According to Microsoft’s Work Reworked research published at the end of 2020, 88 percent of leaders at large enterprises in South Africa expect they will adopt a more hybrid way of working permanently. It is estimated that people will spend less than half their time (42 percent) outside a traditional office setting. One of the reasons why employees still want to go to the office is to maintain bonds with their colleagues.

Maintaining engagement

We are starting to see more employees returning to the office, albeit in limited volumes. Employee expectations, however, have changed and extreme flexibility will define a post-pandemic workplace.   At Microsoft, we believe that hybrid work is the future. Moving forward, we believe every organisation will need a new operating model for a hybrid environment. The need to maintain employee engagement will be of utmost importance. After all, engaged employees are happier, perform better, and are less likely to leave the organisation.

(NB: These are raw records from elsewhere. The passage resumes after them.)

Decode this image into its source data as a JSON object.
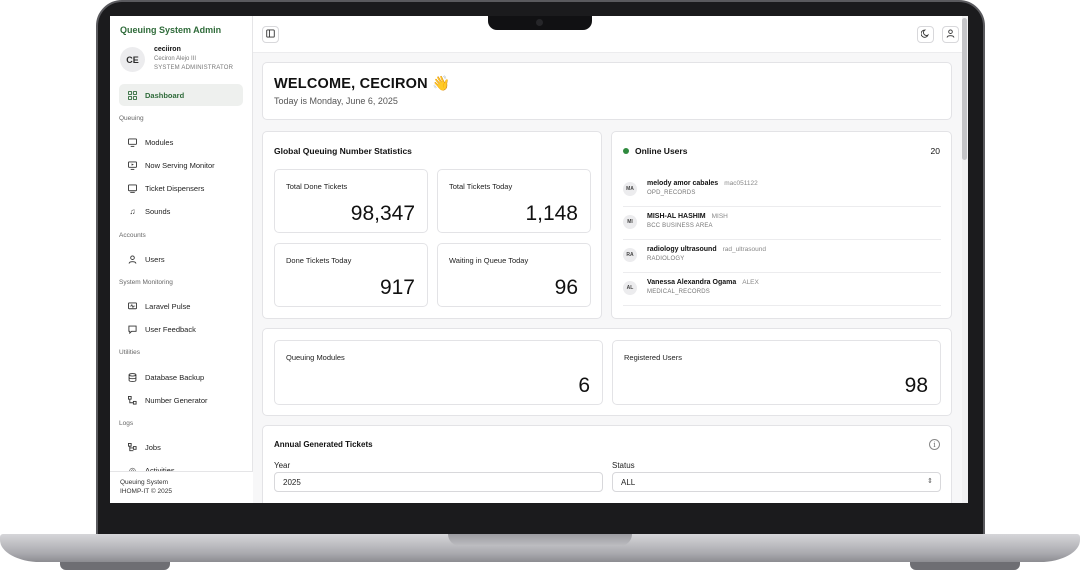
{
  "sidebar": {
    "brand": "Queuing System Admin",
    "user": {
      "initials": "CE",
      "username": "ceciiron",
      "full_name": "Ceciron Alejo III",
      "role": "SYSTEM ADMINISTRATOR"
    },
    "items": [
      {
        "label": "Dashboard",
        "icon": "grid-icon"
      },
      {
        "label": "Modules",
        "icon": "monitor-settings-icon"
      },
      {
        "label": "Now Serving Monitor",
        "icon": "monitor-play-icon"
      },
      {
        "label": "Ticket Dispensers",
        "icon": "screen-icon"
      },
      {
        "label": "Sounds",
        "icon": "music-icon"
      },
      {
        "label": "Users",
        "icon": "user-icon"
      },
      {
        "label": "Laravel Pulse",
        "icon": "pulse-monitor-icon"
      },
      {
        "label": "User Feedback",
        "icon": "message-icon"
      },
      {
        "label": "Database Backup",
        "icon": "database-icon"
      },
      {
        "label": "Number Generator",
        "icon": "hierarchy-icon"
      },
      {
        "label": "Jobs",
        "icon": "jobs-icon"
      },
      {
        "label": "Activities",
        "icon": "activity-icon"
      }
    ],
    "sections": [
      "Queuing",
      "Accounts",
      "System Monitoring",
      "Utilities",
      "Logs"
    ],
    "footer": {
      "line1": "Queuing System",
      "line2": "IHOMP-IT © 2025"
    }
  },
  "topbar": {
    "toggle_icon": "sidebar-toggle-icon",
    "theme_icon": "moon-icon",
    "profile_icon": "user-icon"
  },
  "welcome": {
    "title": "WELCOME, CECIRON 👋",
    "subtitle": "Today is Monday, June 6, 2025"
  },
  "stats": {
    "title": "Global Queuing Number Statistics",
    "cards": [
      {
        "label": "Total Done Tickets",
        "value": "98,347"
      },
      {
        "label": "Total Tickets Today",
        "value": "1,148"
      },
      {
        "label": "Done Tickets Today",
        "value": "917"
      },
      {
        "label": "Waiting in Queue Today",
        "value": "96"
      }
    ]
  },
  "online_users": {
    "title": "Online Users",
    "count": "20",
    "users": [
      {
        "initials": "MA",
        "name": "melody amor cabales",
        "handle": "mac051122",
        "dept": "OPD_RECORDS"
      },
      {
        "initials": "MI",
        "name": "MISH-AL HASHIM",
        "handle": "MISH",
        "dept": "BCC BUSINESS AREA"
      },
      {
        "initials": "RA",
        "name": "radiology ultrasound",
        "handle": "rad_ultrasound",
        "dept": "RADIOLOGY"
      },
      {
        "initials": "AL",
        "name": "Vanessa Alexandra Ogama",
        "handle": "ALEX",
        "dept": "MEDICAL_RECORDS"
      }
    ]
  },
  "totals": [
    {
      "label": "Queuing Modules",
      "value": "6"
    },
    {
      "label": "Registered Users",
      "value": "98"
    }
  ],
  "annual": {
    "title": "Annual Generated Tickets",
    "year_label": "Year",
    "year_value": "2025",
    "status_label": "Status",
    "status_value": "ALL"
  }
}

The employee experience must be cognisant of several essential components that speak to maintaining the wellbeing of individuals at a time where physical contact is not always possible. Now, more than ever, employees want to feel part of a team, but they also want to understand what success looks like in this hybrid environment. Furthermore, they must feel empowered by the technologies and tools available to them while still having scope to grow by upskilling themselves for the requirements of hybrid work. Combining this engagement, learning, and well-being are the cornerstones of this new era organisations are at the cusp of.

Business leaders must understand that this is not about individual technologies, tools, and collaboration. Instead, it entails tying everything together in the employee experience and thinking about individuals holistically.

Beyond the technology

The challenge around increased remote working has not been related to business continuity or productivity. Rather, the issue is around ensuring teams continue feeling tight-knit and connected to the pulse of a company’s culture. In fact, more than a third of South African business leaders admit to struggling with creating a strong and unified team culture as remote work has become more common.

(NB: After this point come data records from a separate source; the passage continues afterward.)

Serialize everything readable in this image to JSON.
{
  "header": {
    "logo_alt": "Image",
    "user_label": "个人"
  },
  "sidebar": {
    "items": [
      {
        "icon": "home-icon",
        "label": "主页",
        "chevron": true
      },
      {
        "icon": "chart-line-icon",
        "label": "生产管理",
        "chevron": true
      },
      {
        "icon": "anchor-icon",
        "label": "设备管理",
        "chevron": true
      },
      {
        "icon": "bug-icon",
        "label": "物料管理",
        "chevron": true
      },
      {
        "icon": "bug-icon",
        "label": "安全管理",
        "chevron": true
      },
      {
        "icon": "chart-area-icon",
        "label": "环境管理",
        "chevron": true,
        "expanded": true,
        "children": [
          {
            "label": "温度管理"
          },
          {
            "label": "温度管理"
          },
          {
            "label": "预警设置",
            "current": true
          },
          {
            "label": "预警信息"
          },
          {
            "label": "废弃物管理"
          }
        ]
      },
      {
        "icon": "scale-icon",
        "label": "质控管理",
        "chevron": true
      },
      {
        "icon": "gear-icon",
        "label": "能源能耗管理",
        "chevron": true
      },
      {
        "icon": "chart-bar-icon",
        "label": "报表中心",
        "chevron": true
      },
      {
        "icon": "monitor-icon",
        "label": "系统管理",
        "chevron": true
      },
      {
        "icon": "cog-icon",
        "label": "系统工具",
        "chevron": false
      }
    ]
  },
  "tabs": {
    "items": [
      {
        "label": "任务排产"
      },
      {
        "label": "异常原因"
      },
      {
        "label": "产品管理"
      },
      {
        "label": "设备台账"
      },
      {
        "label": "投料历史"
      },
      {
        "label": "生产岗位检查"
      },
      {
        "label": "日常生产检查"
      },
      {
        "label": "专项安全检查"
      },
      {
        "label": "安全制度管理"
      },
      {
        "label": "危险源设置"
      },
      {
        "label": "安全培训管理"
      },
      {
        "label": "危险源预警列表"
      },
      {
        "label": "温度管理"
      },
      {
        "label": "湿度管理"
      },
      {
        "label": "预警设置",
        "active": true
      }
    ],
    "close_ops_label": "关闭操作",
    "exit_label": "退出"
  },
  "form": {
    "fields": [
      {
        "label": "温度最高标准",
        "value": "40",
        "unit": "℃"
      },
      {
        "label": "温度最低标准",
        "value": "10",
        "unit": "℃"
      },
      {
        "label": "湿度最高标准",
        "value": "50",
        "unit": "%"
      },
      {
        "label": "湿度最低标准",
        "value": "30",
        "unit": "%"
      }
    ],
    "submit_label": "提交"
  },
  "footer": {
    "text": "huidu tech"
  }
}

Of course, technology is important. But more than that it is the organisational thinking that must change to better understand the requirements of a hybrid environment, the expectations of employees, and how to integrate this to deliver on a better employee experience. It is very much a case of bringing this experience into the tools employees use daily as part of their work and tying people operations (think human resources) into the entirety of the business.

Culture first

The focus has certainly been one of creating a culture of resilience following the impact of last year, but it must be sustainable. This is where a holistic approach to work is essential. This must account for the absence of a physical presence in a workplace while still creating a sense of culture and connection for employees. It now becomes about empowering the employee to do and be their best. Part of this involves centralising the employee experience and enabling teams to self-organise in ways that solve business challenges in more dynamic ways. By doing so, employees gain autonomy without losing the sense of shared purpose.

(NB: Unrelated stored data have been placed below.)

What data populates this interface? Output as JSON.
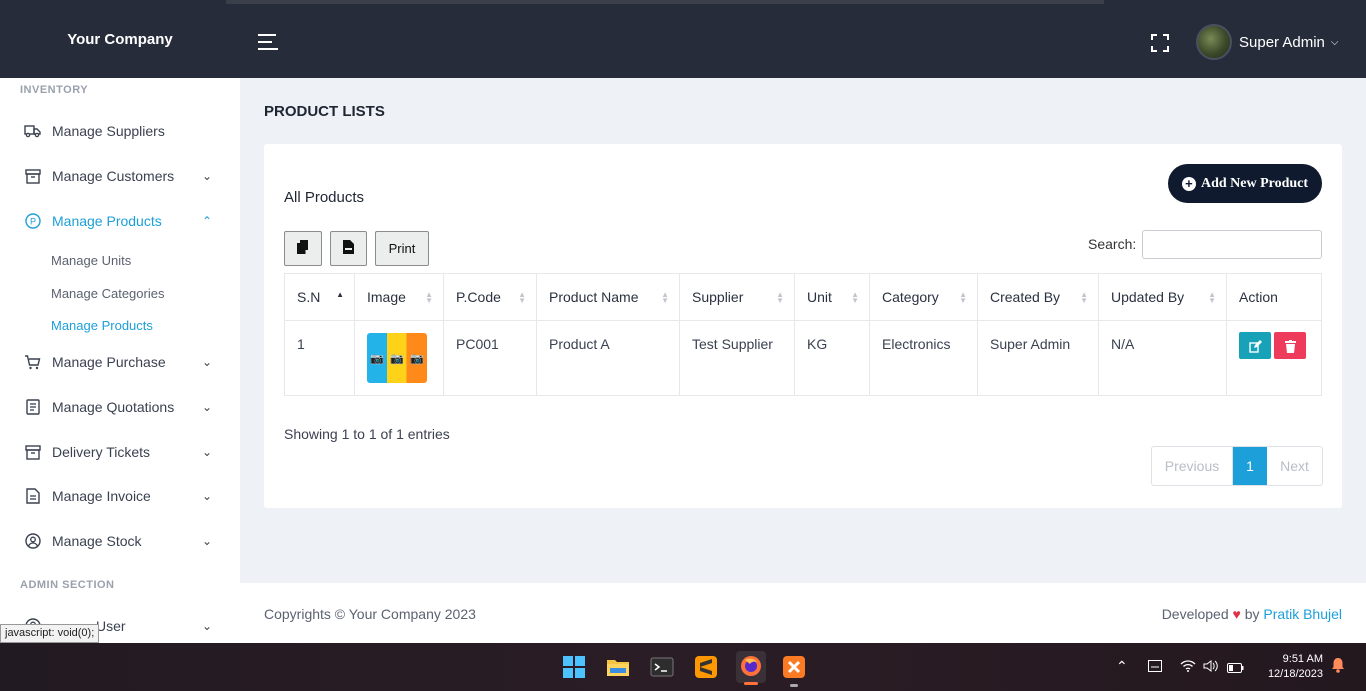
{
  "header": {
    "brand": "Your Company",
    "user_name": "Super Admin",
    "user_caret": "⌄"
  },
  "sidebar": {
    "section_inventory": "INVENTORY",
    "section_admin": "ADMIN SECTION",
    "items": [
      {
        "label": "Manage Suppliers",
        "icon": "truck-icon"
      },
      {
        "label": "Manage Customers",
        "icon": "archive-icon"
      },
      {
        "label": "Manage Products",
        "icon": "product-circle-icon"
      },
      {
        "label": "Manage Purchase",
        "icon": "cart-icon"
      },
      {
        "label": "Manage Quotations",
        "icon": "document-icon"
      },
      {
        "label": "Delivery Tickets",
        "icon": "archive-icon"
      },
      {
        "label": "Manage Invoice",
        "icon": "invoice-icon"
      },
      {
        "label": "Manage Stock",
        "icon": "user-circle-icon"
      },
      {
        "label": "User",
        "icon": "user-circle-icon"
      }
    ],
    "sub_items": [
      "Manage Units",
      "Manage Categories",
      "Manage Products"
    ],
    "status_tooltip": "javascript: void(0);"
  },
  "main": {
    "page_title": "PRODUCT LISTS",
    "card_title": "All Products",
    "add_button": "Add New Product",
    "print_button": "Print",
    "search_label": "Search:",
    "search_value": "",
    "columns": [
      "S.N",
      "Image",
      "P.Code",
      "Product Name",
      "Supplier",
      "Unit",
      "Category",
      "Created By",
      "Updated By",
      "Action"
    ],
    "rows": [
      {
        "sn": "1",
        "code": "PC001",
        "name": "Product A",
        "supplier": "Test Supplier",
        "unit": "KG",
        "category": "Electronics",
        "created_by": "Super Admin",
        "updated_by": "N/A"
      }
    ],
    "info": "Showing 1 to 1 of 1 entries",
    "pager": {
      "previous": "Previous",
      "current": "1",
      "next": "Next"
    }
  },
  "footer": {
    "copyright": "Copyrights © Your Company 2023",
    "developed": "Developed",
    "heart": "♥",
    "by": "by",
    "author": "Pratik Bhujel"
  },
  "taskbar": {
    "time": "9:51 AM",
    "date": "12/18/2023"
  },
  "colors": {
    "accent": "#1d9fd9",
    "header_bg": "#262c3a",
    "add_btn_bg": "#0f1a2e",
    "edit_btn": "#17a2b8",
    "delete_btn": "#ee3b5b"
  }
}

This is a journey towards establishing a platform that will become a new enterprise software category in much the same way that the likes of customer relationship management and enterprise resource planning have become. Technology will be the enabler to integrate what was once a fragmented workplace environment into one that deals more effectively with the flow of work. Now the focus is entirely on the daily needs of people at work to help the organisation create a thriving culture with engaged employees.